None of the successive national strategies regarding the Roma minority, nor any of those targeted to combat poverty, have yet relied on entrepreneurship as a tool for the development and socio-economic inclusion of the Roma population. This is despite the fact that supporting entrepreneurship among disadvantaged groups in poor communities can play a key role in their economic growth and development.
The fieldwork carried out as part of this project demonstrates that small Roma businesses, whether they are traditional or not, could be helped to stay on the market with adequate support tailored to their needs. In most cases, this support constitutes a mix of integrated financial education, grants, small loans and business advice. This would in turn enable them to sustain their families and even generate more jobs for the Roma community, as can be seen in the case of social enterprises.
This report is divided into two sections; the first, entitled ‘‘100 small Roma entrepreneurs: communities and professions’’, outlines profiles of various entrepreneurs from a selection of interviews conducted in over 30 different communities included in the survey. These were done in the current socio-economic context and cover a comprehensive range of different typologies: from skilled artisans to entrepreneurs in more mainstream economic sectors practiced by the majority such as trade, services, agriculture and so on and so forth.
The second section, ‘‘ Financial inclusion of Roma through microcredit.
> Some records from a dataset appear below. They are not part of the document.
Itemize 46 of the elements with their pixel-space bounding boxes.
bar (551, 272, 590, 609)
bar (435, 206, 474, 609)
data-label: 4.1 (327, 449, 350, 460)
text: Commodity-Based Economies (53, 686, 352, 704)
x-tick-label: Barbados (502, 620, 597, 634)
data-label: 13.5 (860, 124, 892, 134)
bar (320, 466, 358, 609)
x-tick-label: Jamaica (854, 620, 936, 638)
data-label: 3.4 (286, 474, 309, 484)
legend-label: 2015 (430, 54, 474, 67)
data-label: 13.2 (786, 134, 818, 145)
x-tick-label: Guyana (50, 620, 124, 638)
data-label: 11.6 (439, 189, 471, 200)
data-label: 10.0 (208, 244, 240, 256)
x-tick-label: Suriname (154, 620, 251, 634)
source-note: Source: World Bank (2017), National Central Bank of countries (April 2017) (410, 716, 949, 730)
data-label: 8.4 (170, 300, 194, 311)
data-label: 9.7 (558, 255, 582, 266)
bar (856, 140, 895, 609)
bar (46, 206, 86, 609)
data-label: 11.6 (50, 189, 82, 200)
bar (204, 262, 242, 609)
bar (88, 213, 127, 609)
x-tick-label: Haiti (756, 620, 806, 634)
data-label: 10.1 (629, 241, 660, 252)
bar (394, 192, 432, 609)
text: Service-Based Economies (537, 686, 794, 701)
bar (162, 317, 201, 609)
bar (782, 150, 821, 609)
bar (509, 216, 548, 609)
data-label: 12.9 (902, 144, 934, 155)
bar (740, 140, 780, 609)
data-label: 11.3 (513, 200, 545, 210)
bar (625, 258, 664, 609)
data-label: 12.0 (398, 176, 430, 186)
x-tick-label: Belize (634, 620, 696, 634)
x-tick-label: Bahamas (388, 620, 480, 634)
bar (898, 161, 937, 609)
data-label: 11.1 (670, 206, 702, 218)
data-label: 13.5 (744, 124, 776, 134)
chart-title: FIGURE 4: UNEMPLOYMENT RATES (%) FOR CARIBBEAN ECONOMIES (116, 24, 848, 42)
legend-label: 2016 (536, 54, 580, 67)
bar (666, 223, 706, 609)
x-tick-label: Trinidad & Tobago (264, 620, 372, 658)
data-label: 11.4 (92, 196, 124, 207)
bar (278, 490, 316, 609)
Examples of good practice and public policy proposals’’ identifies concrete examples of microcredit schemes and financial inclusion for Roma entrepreneurs which are implemented in other Eastern European countries, analyses the arising opportunities in this area for Romania in its programming of European funds and thirdly, proposes several different development options of public policy in light of data obtained in the field.
The examples of Kiut, Hungary (considered good practice at EU level) and the Polish pilot-program in particular which supports social enterprises through financial means, all show that a microcredit program for entrepreneurs in economically-disadvantaged groups and social economy enterprises that is well-tailored to its target group – with measures such as the omission of bank charges, reduced costs and subsidized interest rates- would be worth introducing in Romania soon.
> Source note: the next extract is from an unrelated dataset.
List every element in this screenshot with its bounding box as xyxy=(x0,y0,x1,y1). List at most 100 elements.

This would need to be channeled to beneficiaries through organizations (usually NGOs) who know the communities and can identify Roma entrepreneurs with market potential. They could then help them, through financial literacy and business training, to implement their business plans and repay their microloans.
The contents of this report do not necessarily represent the official position of the donor. Entire responsibility lies with the Romanian Center for European Policies and the authors of the report for the accuracy and coherence of the presented information.